Мозг – это система для сопоставления противоречивых сигналов. У него много отделов, и все хотят разного. Амигдала отслеживает, не происходит ли чего-нибудь опасного. Прилежащее ядро смотрит, нет ли чего-нибудь хорошего. Гипоталамус контролирует химический состав крови. Лобная кора занимается своими делами, например пишет книжку, игнорируя при этом сигналы от подкорковых центров – пока они слабые. Но если вдруг на мой стол неожиданно выбежит паук, амигдала немедленно начнет посылать нервные импульсы с высокой частотой и заставит меня отвлечься от книжки, чтобы оценить, насколько этот паук опасен и что с ним делать. Прилежащее ядро почти не мешает мне работать, пока нет сверхсильных соблазнов, но если вдруг мне позвонит один прекрасный мальчик (ну ладно, даже не один, я могу перечислить трех, с которыми это сработает) и позовет гулять, то прилежащее ядро быстро и популярно объяснит лобной коре, что это значительно важнее, чем книжка. Гипоталамус победит кору в тот момент, когда у меня в крови упадет уровень глюкозы, – тогда я перестану работать и пойду искать себе еду. Это, конечно, гипотетические примеры, но на более простых моделях все это можно изучать (и изучают) в томографе. Есть целая наука, которая называется “нейробиология принятия решений”, и она в очень большой степени посвящена именно тому, как разные отделы мозга физически, за счет частоты импульсов, соревнуются друг с другом и победитель получает всё.

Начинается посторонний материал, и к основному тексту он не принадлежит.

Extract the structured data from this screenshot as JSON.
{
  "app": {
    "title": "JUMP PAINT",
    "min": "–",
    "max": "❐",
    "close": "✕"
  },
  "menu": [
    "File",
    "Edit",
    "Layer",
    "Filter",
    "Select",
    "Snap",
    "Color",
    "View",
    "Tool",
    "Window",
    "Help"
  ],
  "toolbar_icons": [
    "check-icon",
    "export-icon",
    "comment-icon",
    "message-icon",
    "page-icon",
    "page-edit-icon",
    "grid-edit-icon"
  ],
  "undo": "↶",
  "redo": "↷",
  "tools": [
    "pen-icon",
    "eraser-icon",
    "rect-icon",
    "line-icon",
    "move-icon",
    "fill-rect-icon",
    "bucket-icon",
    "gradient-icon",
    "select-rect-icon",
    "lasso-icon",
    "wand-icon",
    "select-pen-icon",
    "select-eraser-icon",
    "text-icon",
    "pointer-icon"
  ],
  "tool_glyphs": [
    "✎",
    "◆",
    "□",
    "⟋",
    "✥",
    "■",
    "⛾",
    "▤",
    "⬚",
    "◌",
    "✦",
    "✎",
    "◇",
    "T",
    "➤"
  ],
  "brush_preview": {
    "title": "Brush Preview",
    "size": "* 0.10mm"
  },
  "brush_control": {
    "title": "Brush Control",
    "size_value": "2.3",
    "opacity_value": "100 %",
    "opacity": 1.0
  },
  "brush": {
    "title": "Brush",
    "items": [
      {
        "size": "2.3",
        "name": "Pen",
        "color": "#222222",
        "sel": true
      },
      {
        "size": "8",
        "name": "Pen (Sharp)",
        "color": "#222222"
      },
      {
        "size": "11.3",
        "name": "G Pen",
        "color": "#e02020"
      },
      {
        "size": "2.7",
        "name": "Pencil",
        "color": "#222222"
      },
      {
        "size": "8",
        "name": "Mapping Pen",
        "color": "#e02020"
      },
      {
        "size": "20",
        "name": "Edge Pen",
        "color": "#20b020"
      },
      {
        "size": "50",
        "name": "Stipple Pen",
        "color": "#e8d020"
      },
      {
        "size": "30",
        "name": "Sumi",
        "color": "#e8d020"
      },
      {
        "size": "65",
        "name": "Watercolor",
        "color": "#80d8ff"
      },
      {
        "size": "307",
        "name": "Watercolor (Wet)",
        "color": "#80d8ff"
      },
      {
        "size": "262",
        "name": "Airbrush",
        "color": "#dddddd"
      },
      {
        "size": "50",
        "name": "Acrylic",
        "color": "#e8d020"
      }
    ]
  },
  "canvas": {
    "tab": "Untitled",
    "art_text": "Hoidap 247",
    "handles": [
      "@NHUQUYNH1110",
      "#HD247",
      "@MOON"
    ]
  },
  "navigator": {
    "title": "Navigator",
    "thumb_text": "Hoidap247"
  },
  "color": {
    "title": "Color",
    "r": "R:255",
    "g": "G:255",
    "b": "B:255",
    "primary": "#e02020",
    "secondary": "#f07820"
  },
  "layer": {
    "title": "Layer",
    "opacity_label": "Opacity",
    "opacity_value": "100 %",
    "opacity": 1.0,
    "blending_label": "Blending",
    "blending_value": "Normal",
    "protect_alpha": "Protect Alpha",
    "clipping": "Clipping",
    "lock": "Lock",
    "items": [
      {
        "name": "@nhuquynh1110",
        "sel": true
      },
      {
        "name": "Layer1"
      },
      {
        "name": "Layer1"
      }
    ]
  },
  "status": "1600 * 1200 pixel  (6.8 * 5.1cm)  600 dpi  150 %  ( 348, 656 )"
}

Эта книга посвящена описанию разных экспериментов, старинных и современных, которые в совокупности формируют представление о том, что мозг познаваем. Что в нем есть конкретные нейронные сети, отвечающие за конкретные функции, и их возможно находить, изучать, воздействовать на них. Что эти нейронные сети могут изменяться в течение жизни под влиянием опыта и этот процесс мы способны до некоторой степени контролировать. Что, с другой стороны, этих сетей очень много и бóльшую часть их работы мы заведомо не осознаем, а вот на наши стремления и выборы они при этом вполне себе влияют.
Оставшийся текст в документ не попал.